2. Run the following command to switch to the client installation directory, for example, /opt/client/Kafka/kafka/bin:
```
cd /opt/client/Kafka/kafka/bin
```
3. Run the following command to configure environment variables:
```
source /opt/client/bigdata_env
```
4. Run the following command to perform user authentication (skip this step for a cluster in normal mode):
```
kinit Component service user
```
5. Run the following command to replan the replicas of Kafka topics:
```
kafka-reassign-partitions.sh --bootstrap-server <Kafka cluster IP address:21007> --command-config ../config/client.properties --reassignment-json-file {manual assignment json file path} --execute
```
  To obtain the IP address of the Kafka cluster, log in to FusionInsight Manager and choose Cluster > Services > Kafka > Instances. Check and record the service IP address of any Broker instance. The port number of the Kafka cluster is 21007 if Kerberos authentication is enabled for the cluster (the cluster is in security mode) and is 21005 if Kerberos authentication is disabled for the cluster (the cluster is in normal mode).
  
  Example:
```
/opt/client/Kafka/kafka/bin/kafka-reassign-partitions.sh --bootstrap-server 192.168.0.90:21007,192.168.0.91:21007,192.168.0.92:21007 --command-config /opt/client/Kafka/kafka/config/client.properties --reassignment-json-file expand-cluster-reassignment.json --execute
```
  In the expand-cluster-reassignment.json file, specify the target brokers to which the topic's partitions will be migrated. The JSON content should follow this format:
```
{"partitions":[{"topic": "topicName","partition": 1,"replicas": [1,2,3] }],"version":1}.
```
Observe for a period of time and check whether the alarm is cleared.

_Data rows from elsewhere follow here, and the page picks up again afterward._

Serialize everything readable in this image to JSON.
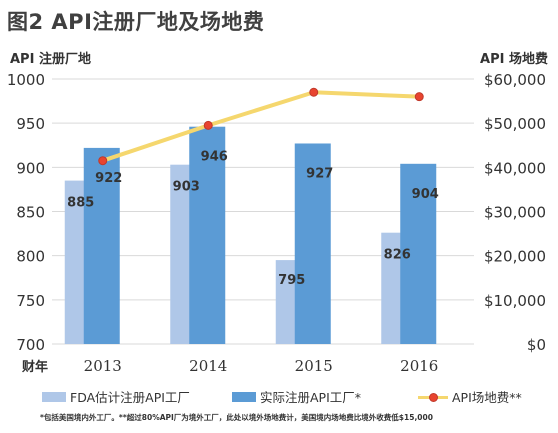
{
  "title": "图2 API注册厂地及场地费",
  "chart_data": {
    "type": "bar+line",
    "x_prefix": "财年",
    "categories": [
      "2013",
      "2014",
      "2015",
      "2016"
    ],
    "ylabel_left": "API 注册厂地",
    "ylabel_right": "API 场地费",
    "ylim_left": [
      700,
      1000
    ],
    "yticks_left": [
      "700",
      "750",
      "800",
      "850",
      "900",
      "950",
      "1000"
    ],
    "ylim_right": [
      0,
      60000
    ],
    "yticks_right": [
      "$0",
      "$10,000",
      "$20,000",
      "$30,000",
      "$40,000",
      "$50,000",
      "$60,000"
    ],
    "series": [
      {
        "name": "FDA估计注册API工厂",
        "type": "bar",
        "axis": "left",
        "values": [
          885,
          903,
          795,
          826
        ],
        "labels": [
          "885",
          "903",
          "795",
          "826"
        ],
        "color": "#afc7e8"
      },
      {
        "name": "实际注册API工厂*",
        "type": "bar",
        "axis": "left",
        "values": [
          922,
          946,
          927,
          904
        ],
        "labels": [
          "922",
          "946",
          "927",
          "904"
        ],
        "color": "#5b9bd5"
      },
      {
        "name": "API场地费**",
        "type": "line",
        "axis": "right",
        "values": [
          41500,
          49500,
          57000,
          56000
        ],
        "color": "#f5d76e",
        "marker_color": "#e8442f"
      }
    ],
    "grid": true,
    "legend": "bottom"
  },
  "footnote": "*包括美国境内外工厂。**超过80%API厂为境外工厂，此处以境外场地费计，美国境内场地费比境外收费低$15,000"
}
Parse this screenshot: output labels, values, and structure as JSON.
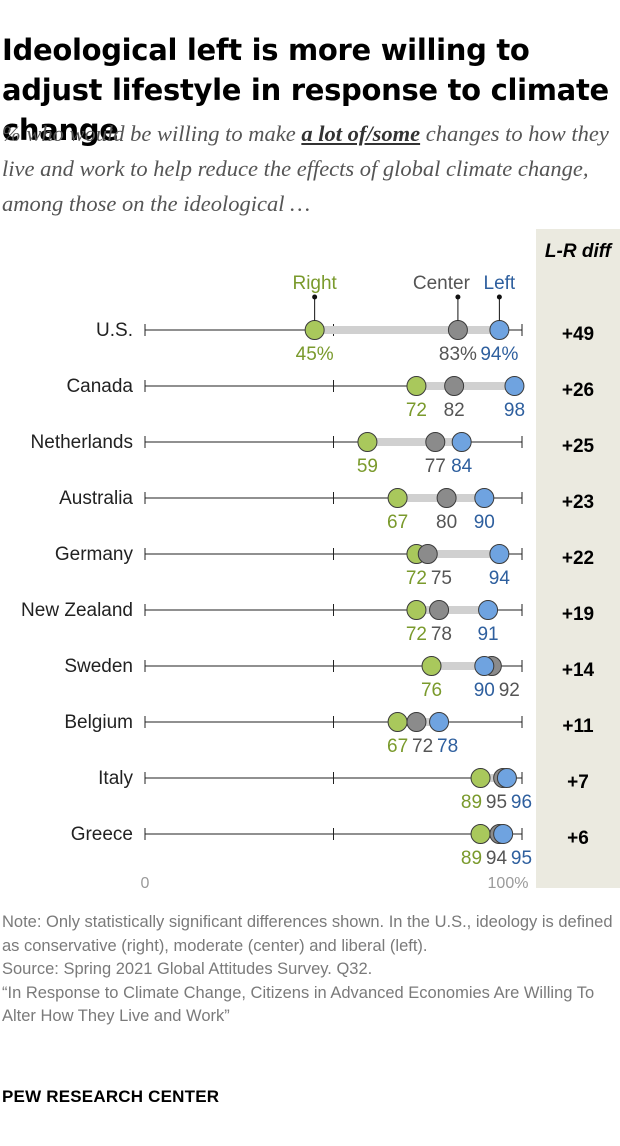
{
  "title": "Ideological left is more willing to adjust lifestyle in response to climate change",
  "subtitle": {
    "before": "% who would be willing to make ",
    "emphasis": "a lot of/some",
    "after": " changes to how they live and work to help reduce the effects of global climate change, among those on the ideological …"
  },
  "diff_header": "L-R diff",
  "notes": {
    "note": "Note: Only statistically significant differences shown. In the U.S., ideology is defined as conservative (right), moderate (center) and liberal (left).",
    "source": "Source: Spring 2021 Global Attitudes Survey. Q32.",
    "report": "“In Response to Climate Change, Citizens in Advanced Economies Are Willing To Alter How They Live and Work”"
  },
  "brand": "PEW RESEARCH CENTER",
  "colors": {
    "right": "#a9c85c",
    "center": "#8b8b8b",
    "left": "#6fa3e0",
    "bar": "#d0d0d0",
    "right_text": "#7a9a2c",
    "center_text": "#555555",
    "left_text": "#2e5f9e",
    "diff_bg": "#ebeae0"
  },
  "chart_data": {
    "type": "dot_plot",
    "xlim": [
      0,
      100
    ],
    "axis_labels": [
      "0",
      "100%"
    ],
    "legend": [
      "Right",
      "Center",
      "Left"
    ],
    "series": [
      {
        "name": "Right",
        "values": [
          45,
          72,
          59,
          67,
          72,
          72,
          76,
          67,
          89,
          89
        ]
      },
      {
        "name": "Center",
        "values": [
          83,
          82,
          77,
          80,
          75,
          78,
          92,
          72,
          95,
          94
        ]
      },
      {
        "name": "Left",
        "values": [
          94,
          98,
          84,
          90,
          94,
          91,
          90,
          78,
          96,
          95
        ]
      }
    ],
    "categories": [
      "U.S.",
      "Canada",
      "Netherlands",
      "Australia",
      "Germany",
      "New Zealand",
      "Sweden",
      "Belgium",
      "Italy",
      "Greece"
    ],
    "rows": [
      {
        "label": "U.S.",
        "right": 45,
        "center": 83,
        "left": 94,
        "right_label": "45%",
        "center_label": "83%",
        "left_label": "94%",
        "diff": "+49"
      },
      {
        "label": "Canada",
        "right": 72,
        "center": 82,
        "left": 98,
        "right_label": "72",
        "center_label": "82",
        "left_label": "98",
        "diff": "+26"
      },
      {
        "label": "Netherlands",
        "right": 59,
        "center": 77,
        "left": 84,
        "right_label": "59",
        "center_label": "77",
        "left_label": "84",
        "diff": "+25"
      },
      {
        "label": "Australia",
        "right": 67,
        "center": 80,
        "left": 90,
        "right_label": "67",
        "center_label": "80",
        "left_label": "90",
        "diff": "+23"
      },
      {
        "label": "Germany",
        "right": 72,
        "center": 75,
        "left": 94,
        "right_label": "72",
        "center_label": "75",
        "left_label": "94",
        "diff": "+22"
      },
      {
        "label": "New Zealand",
        "right": 72,
        "center": 78,
        "left": 91,
        "right_label": "72",
        "center_label": "78",
        "left_label": "91",
        "diff": "+19"
      },
      {
        "label": "Sweden",
        "right": 76,
        "center": 92,
        "left": 90,
        "right_label": "76",
        "center_label": "92",
        "left_label": "90",
        "diff": "+14"
      },
      {
        "label": "Belgium",
        "right": 67,
        "center": 72,
        "left": 78,
        "right_label": "67",
        "center_label": "72",
        "left_label": "78",
        "diff": "+11"
      },
      {
        "label": "Italy",
        "right": 89,
        "center": 95,
        "left": 96,
        "right_label": "89",
        "center_label": "95",
        "left_label": "96",
        "diff": "+7"
      },
      {
        "label": "Greece",
        "right": 89,
        "center": 94,
        "left": 95,
        "right_label": "89",
        "center_label": "94",
        "left_label": "95",
        "diff": "+6"
      }
    ]
  }
}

- If yes, no further action is required.
- If no, go to Step 5.

Check the partition planning of the topic.

On the KafkaTopic Monitor page, view Topic Input Traffic in the Topic Traffic area of each topic, obtain the topic with the largest value, and check the partitions of this topic as well as information about the host of these partitions.

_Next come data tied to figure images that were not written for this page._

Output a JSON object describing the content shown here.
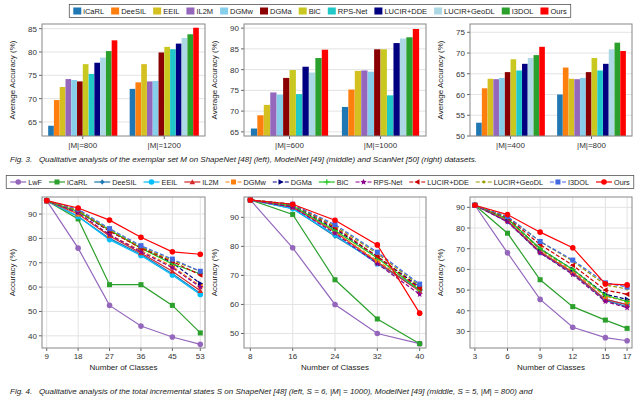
{
  "chart_data": [
    {
      "type": "bar",
      "ylabel": "Average Accuracy (%)",
      "categories": [
        "|M|=800",
        "|M|=1200"
      ],
      "ylim": [
        62,
        86
      ],
      "yticks": [
        65,
        70,
        75,
        80,
        85
      ],
      "grid": true,
      "legend": "top",
      "annotations": [
        "Fig. 3.   Qualitative analysis of the exemplar set M on ShapeNet [48] (left), ModelNet [49] (middle) and ScanNet [50] (right) datasets."
      ],
      "series": [
        {
          "name": "iCaRL",
          "color": "#1f77b4",
          "values": [
            64.2,
            72.1
          ]
        },
        {
          "name": "DeeSIL",
          "color": "#ff7f0e",
          "values": [
            69.7,
            73.5
          ]
        },
        {
          "name": "EEIL",
          "color": "#d4c020",
          "values": [
            72.5,
            77.4
          ]
        },
        {
          "name": "IL2M",
          "color": "#9467bd",
          "values": [
            74.2,
            73.7
          ]
        },
        {
          "name": "DGMw",
          "color": "#87ceeb",
          "values": [
            74.0,
            73.8
          ]
        },
        {
          "name": "DGMa",
          "color": "#8b0000",
          "values": [
            73.7,
            79.9
          ]
        },
        {
          "name": "BiC",
          "color": "#c8c820",
          "values": [
            77.4,
            81.1
          ]
        },
        {
          "name": "RPS-Net",
          "color": "#20c8c8",
          "values": [
            75.3,
            80.6
          ]
        },
        {
          "name": "LUCIR+DDE",
          "color": "#000080",
          "values": [
            77.7,
            81.8
          ]
        },
        {
          "name": "LUCIR+GeoDL",
          "color": "#add8e6",
          "values": [
            78.8,
            83.0
          ]
        },
        {
          "name": "I3DOL",
          "color": "#2ca02c",
          "values": [
            80.2,
            83.8
          ]
        },
        {
          "name": "Ours",
          "color": "#ff0000",
          "values": [
            82.5,
            85.2
          ]
        }
      ]
    },
    {
      "type": "bar",
      "ylabel": "Average Accuracy (%)",
      "categories": [
        "|M|=600",
        "|M|=1000"
      ],
      "ylim": [
        64,
        91
      ],
      "yticks": [
        65,
        70,
        75,
        80,
        85,
        90
      ],
      "grid": true,
      "series": [
        {
          "name": "iCaRL",
          "color": "#1f77b4",
          "values": [
            65.8,
            71.0
          ]
        },
        {
          "name": "DeeSIL",
          "color": "#ff7f0e",
          "values": [
            69.0,
            75.2
          ]
        },
        {
          "name": "EEIL",
          "color": "#d4c020",
          "values": [
            71.5,
            79.7
          ]
        },
        {
          "name": "IL2M",
          "color": "#9467bd",
          "values": [
            74.5,
            79.8
          ]
        },
        {
          "name": "DGMw",
          "color": "#87ceeb",
          "values": [
            74.0,
            79.5
          ]
        },
        {
          "name": "DGMa",
          "color": "#8b0000",
          "values": [
            78.0,
            84.9
          ]
        },
        {
          "name": "BiC",
          "color": "#c8c820",
          "values": [
            79.9,
            84.9
          ]
        },
        {
          "name": "RPS-Net",
          "color": "#20c8c8",
          "values": [
            74.1,
            73.8
          ]
        },
        {
          "name": "LUCIR+DDE",
          "color": "#000080",
          "values": [
            80.7,
            86.4
          ]
        },
        {
          "name": "LUCIR+GeoDL",
          "color": "#add8e6",
          "values": [
            79.3,
            87.5
          ]
        },
        {
          "name": "I3DOL",
          "color": "#2ca02c",
          "values": [
            82.8,
            87.8
          ]
        },
        {
          "name": "Ours",
          "color": "#ff0000",
          "values": [
            84.8,
            89.8
          ]
        }
      ]
    },
    {
      "type": "bar",
      "ylabel": "Average Accuracy (%)",
      "categories": [
        "|M|=400",
        "|M|=800"
      ],
      "ylim": [
        50,
        77
      ],
      "yticks": [
        50,
        55,
        60,
        65,
        70,
        75
      ],
      "grid": true,
      "series": [
        {
          "name": "iCaRL",
          "color": "#1f77b4",
          "values": [
            53.2,
            60.0
          ]
        },
        {
          "name": "DeeSIL",
          "color": "#ff7f0e",
          "values": [
            61.5,
            66.5
          ]
        },
        {
          "name": "EEIL",
          "color": "#d4c020",
          "values": [
            63.8,
            63.8
          ]
        },
        {
          "name": "IL2M",
          "color": "#9467bd",
          "values": [
            63.7,
            63.7
          ]
        },
        {
          "name": "DGMw",
          "color": "#87ceeb",
          "values": [
            64.0,
            64.0
          ]
        },
        {
          "name": "DGMa",
          "color": "#8b0000",
          "values": [
            65.4,
            65.4
          ]
        },
        {
          "name": "BiC",
          "color": "#c8c820",
          "values": [
            68.5,
            68.8
          ]
        },
        {
          "name": "RPS-Net",
          "color": "#20c8c8",
          "values": [
            65.8,
            65.8
          ]
        },
        {
          "name": "LUCIR+DDE",
          "color": "#000080",
          "values": [
            67.4,
            67.4
          ]
        },
        {
          "name": "LUCIR+GeoDL",
          "color": "#add8e6",
          "values": [
            68.8,
            70.9
          ]
        },
        {
          "name": "I3DOL",
          "color": "#2ca02c",
          "values": [
            69.5,
            72.5
          ]
        },
        {
          "name": "Ours",
          "color": "#ff0000",
          "values": [
            71.5,
            70.5
          ]
        }
      ]
    },
    {
      "type": "line",
      "xlabel": "Number of Classes",
      "ylabel": "Accuracy (%)",
      "x": [
        9,
        18,
        27,
        36,
        45,
        53
      ],
      "xlim": [
        7.65,
        54.35
      ],
      "xticks": [
        9,
        18,
        27,
        36,
        45,
        53
      ],
      "ylim": [
        35,
        97
      ],
      "yticks": [
        40,
        50,
        60,
        70,
        80,
        90
      ],
      "grid": true,
      "legend": "top",
      "annotations": [
        "Fig. 4.   Qualitative analysis of the total incremental states S on ShapeNet [48] (left, S = 6, |M| = 1000), ModelNet [49] (middle, S = 5, |M| = 800) and"
      ],
      "series": [
        {
          "name": "LwF",
          "color": "#9467bd",
          "marker": "circle",
          "line_style": "solid",
          "values": [
            95.5,
            76.0,
            52.5,
            44.0,
            39.5,
            36.5
          ]
        },
        {
          "name": "iCaRL",
          "color": "#2ca02c",
          "marker": "square",
          "line_style": "solid",
          "values": [
            95.5,
            88.0,
            61.0,
            61.0,
            52.5,
            41.2
          ]
        },
        {
          "name": "DeeSIL",
          "color": "#1f77b4",
          "marker": "diamond",
          "line_style": "solid",
          "values": [
            95.5,
            89.0,
            80.0,
            73.5,
            65.5,
            57.5
          ]
        },
        {
          "name": "EEIL",
          "color": "#00bfff",
          "marker": "circle",
          "line_style": "solid",
          "values": [
            95.5,
            89.0,
            79.5,
            73.0,
            65.0,
            57.0
          ]
        },
        {
          "name": "IL2M",
          "color": "#d62728",
          "marker": "triangle-up",
          "line_style": "solid",
          "values": [
            95.5,
            90.0,
            81.0,
            74.0,
            66.5,
            58.5
          ]
        },
        {
          "name": "DGMw",
          "color": "#ff7f0e",
          "marker": "square",
          "line_style": "dashed",
          "values": [
            95.5,
            90.0,
            81.5,
            75.0,
            68.5,
            60.5
          ]
        },
        {
          "name": "DGMa",
          "color": "#000080",
          "marker": "triangle-right",
          "line_style": "dashed",
          "values": [
            95.5,
            91.0,
            83.0,
            76.5,
            70.0,
            61.5
          ]
        },
        {
          "name": "BiC",
          "color": "#20c820",
          "marker": "plus",
          "line_style": "solid",
          "values": [
            95.5,
            91.0,
            83.5,
            76.0,
            69.5,
            65.5
          ]
        },
        {
          "name": "RPS-Net",
          "color": "#8b008b",
          "marker": "star",
          "line_style": "dashed",
          "values": [
            95.5,
            90.5,
            81.5,
            74.5,
            68.0,
            60.0
          ]
        },
        {
          "name": "LUCIR+DDE",
          "color": "#cc0000",
          "marker": "triangle-left",
          "line_style": "dashed",
          "values": [
            95.5,
            91.5,
            83.0,
            76.0,
            70.5,
            65.0
          ]
        },
        {
          "name": "LUCIR+GeoDL",
          "color": "#999900",
          "marker": "point",
          "line_style": "dashed",
          "values": [
            95.5,
            91.5,
            83.5,
            76.5,
            71.0,
            66.5
          ]
        },
        {
          "name": "I3DOL",
          "color": "#4169e1",
          "marker": "square",
          "line_style": "dashed",
          "values": [
            95.5,
            92.0,
            84.0,
            77.0,
            71.5,
            66.5
          ]
        },
        {
          "name": "Ours",
          "color": "#ff0000",
          "marker": "circle",
          "line_style": "solid",
          "values": [
            95.5,
            92.5,
            87.5,
            80.5,
            74.5,
            73.5
          ]
        }
      ]
    },
    {
      "type": "line",
      "xlabel": "Number of Classes",
      "ylabel": "Accuracy (%)",
      "x": [
        8,
        16,
        24,
        32,
        40
      ],
      "xlim": [
        6.8,
        41.2
      ],
      "xticks": [
        8,
        16,
        24,
        32,
        40
      ],
      "ylim": [
        45,
        97
      ],
      "yticks": [
        50,
        60,
        70,
        80,
        90
      ],
      "grid": true,
      "series": [
        {
          "name": "LwF",
          "color": "#9467bd",
          "marker": "circle",
          "line_style": "solid",
          "values": [
            96.0,
            79.5,
            60.0,
            50.0,
            46.5
          ]
        },
        {
          "name": "iCaRL",
          "color": "#2ca02c",
          "marker": "square",
          "line_style": "solid",
          "values": [
            96.0,
            91.0,
            68.5,
            55.0,
            46.5
          ]
        },
        {
          "name": "DeeSIL",
          "color": "#1f77b4",
          "marker": "diamond",
          "line_style": "solid",
          "values": [
            96.0,
            93.0,
            83.5,
            74.5,
            65.0
          ]
        },
        {
          "name": "EEIL",
          "color": "#00bfff",
          "marker": "circle",
          "line_style": "solid",
          "values": [
            96.0,
            93.0,
            84.0,
            74.0,
            65.0
          ]
        },
        {
          "name": "IL2M",
          "color": "#d62728",
          "marker": "triangle-up",
          "line_style": "solid",
          "values": [
            96.0,
            93.5,
            85.0,
            74.5,
            64.5
          ]
        },
        {
          "name": "DGMw",
          "color": "#ff7f0e",
          "marker": "square",
          "line_style": "dashed",
          "values": [
            96.0,
            94.0,
            85.0,
            75.0,
            65.5
          ]
        },
        {
          "name": "DGMa",
          "color": "#000080",
          "marker": "triangle-right",
          "line_style": "dashed",
          "values": [
            96.0,
            94.0,
            86.0,
            76.5,
            66.0
          ]
        },
        {
          "name": "BiC",
          "color": "#20c820",
          "marker": "plus",
          "line_style": "solid",
          "values": [
            96.0,
            94.0,
            85.5,
            76.0,
            65.0
          ]
        },
        {
          "name": "RPS-Net",
          "color": "#8b008b",
          "marker": "star",
          "line_style": "dashed",
          "values": [
            96.0,
            93.5,
            84.5,
            74.0,
            63.5
          ]
        },
        {
          "name": "LUCIR+DDE",
          "color": "#cc0000",
          "marker": "triangle-left",
          "line_style": "dashed",
          "values": [
            96.0,
            94.5,
            86.5,
            76.5,
            65.5
          ]
        },
        {
          "name": "LUCIR+GeoDL",
          "color": "#999900",
          "marker": "point",
          "line_style": "dashed",
          "values": [
            96.0,
            94.5,
            87.0,
            77.5,
            66.5
          ]
        },
        {
          "name": "I3DOL",
          "color": "#4169e1",
          "marker": "square",
          "line_style": "dashed",
          "values": [
            96.0,
            94.5,
            87.5,
            78.0,
            67.0
          ]
        },
        {
          "name": "Ours",
          "color": "#ff0000",
          "marker": "circle",
          "line_style": "solid",
          "values": [
            96.0,
            94.5,
            89.0,
            80.5,
            57.0
          ]
        }
      ]
    },
    {
      "type": "line",
      "xlabel": "Number of Classes",
      "ylabel": "Accuracy (%)",
      "x": [
        3,
        6,
        9,
        12,
        15,
        17
      ],
      "xlim": [
        2.55,
        17.45
      ],
      "xticks": [
        3,
        6,
        9,
        12,
        15,
        17
      ],
      "ylim": [
        22,
        95
      ],
      "yticks": [
        30,
        40,
        50,
        60,
        70,
        80,
        90
      ],
      "grid": true,
      "series": [
        {
          "name": "LwF",
          "color": "#9467bd",
          "marker": "circle",
          "line_style": "solid",
          "values": [
            91.0,
            68.0,
            45.5,
            32.0,
            27.0,
            25.5
          ]
        },
        {
          "name": "iCaRL",
          "color": "#2ca02c",
          "marker": "square",
          "line_style": "solid",
          "values": [
            91.0,
            77.5,
            55.0,
            42.0,
            35.5,
            31.5
          ]
        },
        {
          "name": "DeeSIL",
          "color": "#1f77b4",
          "marker": "diamond",
          "line_style": "solid",
          "values": [
            91.0,
            83.0,
            68.0,
            58.0,
            45.0,
            42.0
          ]
        },
        {
          "name": "EEIL",
          "color": "#00bfff",
          "marker": "circle",
          "line_style": "solid",
          "values": [
            91.0,
            83.5,
            68.5,
            58.5,
            45.5,
            43.0
          ]
        },
        {
          "name": "IL2M",
          "color": "#d62728",
          "marker": "triangle-up",
          "line_style": "solid",
          "values": [
            91.0,
            83.5,
            68.5,
            58.5,
            45.5,
            43.0
          ]
        },
        {
          "name": "DGMw",
          "color": "#ff7f0e",
          "marker": "square",
          "line_style": "dashed",
          "values": [
            91.0,
            84.0,
            69.5,
            59.0,
            47.0,
            44.5
          ]
        },
        {
          "name": "DGMa",
          "color": "#000080",
          "marker": "triangle-right",
          "line_style": "dashed",
          "values": [
            91.0,
            84.5,
            70.0,
            60.0,
            48.0,
            45.5
          ]
        },
        {
          "name": "BiC",
          "color": "#20c820",
          "marker": "plus",
          "line_style": "solid",
          "values": [
            91.0,
            84.5,
            70.0,
            60.0,
            47.5,
            44.5
          ]
        },
        {
          "name": "RPS-Net",
          "color": "#8b008b",
          "marker": "star",
          "line_style": "dashed",
          "values": [
            91.0,
            83.0,
            68.0,
            57.5,
            44.5,
            41.5
          ]
        },
        {
          "name": "LUCIR+DDE",
          "color": "#cc0000",
          "marker": "triangle-left",
          "line_style": "dashed",
          "values": [
            91.0,
            85.0,
            72.0,
            62.0,
            50.0,
            48.0
          ]
        },
        {
          "name": "LUCIR+GeoDL",
          "color": "#999900",
          "marker": "point",
          "line_style": "dashed",
          "values": [
            91.0,
            85.5,
            73.5,
            64.0,
            52.5,
            50.5
          ]
        },
        {
          "name": "I3DOL",
          "color": "#4169e1",
          "marker": "square",
          "line_style": "dashed",
          "values": [
            91.0,
            85.5,
            73.5,
            64.5,
            53.5,
            51.5
          ]
        },
        {
          "name": "Ours",
          "color": "#ff0000",
          "marker": "circle",
          "line_style": "solid",
          "values": [
            91.0,
            86.5,
            78.0,
            70.5,
            53.0,
            52.5
          ]
        }
      ]
    }
  ]
}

Log in to the host queried in Step 5 and run the following command to check the %util value of each disk:
```
iostat -d -x
```
- If the %util value of each disk exceeds the threshold (80% by default), expand the Kafka disk capacity. After the capacity expansion, replan the topic partitions by referring to Step 3.
- If the %util values of the disks vary greatly, check the disk partition configuration of Kafka.

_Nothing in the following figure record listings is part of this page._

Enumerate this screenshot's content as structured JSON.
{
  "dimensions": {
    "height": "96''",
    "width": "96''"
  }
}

  For example, check the value of log.dirs in the ${BIGDATA_HOME}/FusionInsight_HD_*/x_x_Broker/etc/server.properties file.
  
  Run the following command to view the Filesystem information:
```
df -h log.dirs value
```
  The command output is as follows.
- If the partition where Filesystem is located matches the partition with a high %util value, plan Kafka partitions on idle disks, configure log.dirs as an idle disk directory, and replan topic partitions by referring to Step 3. Ensure that the partitions of the topic are evenly distributed to each disk.
Observe for a period of time and check whether the alarm is cleared.
- If yes, no further action is required.
- If no, repeat Step 5 to Step 6 three times. Then, go to Step 8.
Observe for a period of time and check whether the alarm is cleared.
- If yes, no further action is required.
- If no, go to Step 9.

Collect fault information.

On FusionInsight Manager, choose O&M. In the navigation pane on the left, choose Log > Download.
Expand the Service drop-down list, and select Kafka for the target cluster.
Click the edit icon in the upper right corner and select a time span starting 10 minutes before and ending 10 minutes after when the alarm was generated. Then, click Download to collect the logs.
Contact O&M engineers and provide the collected logs.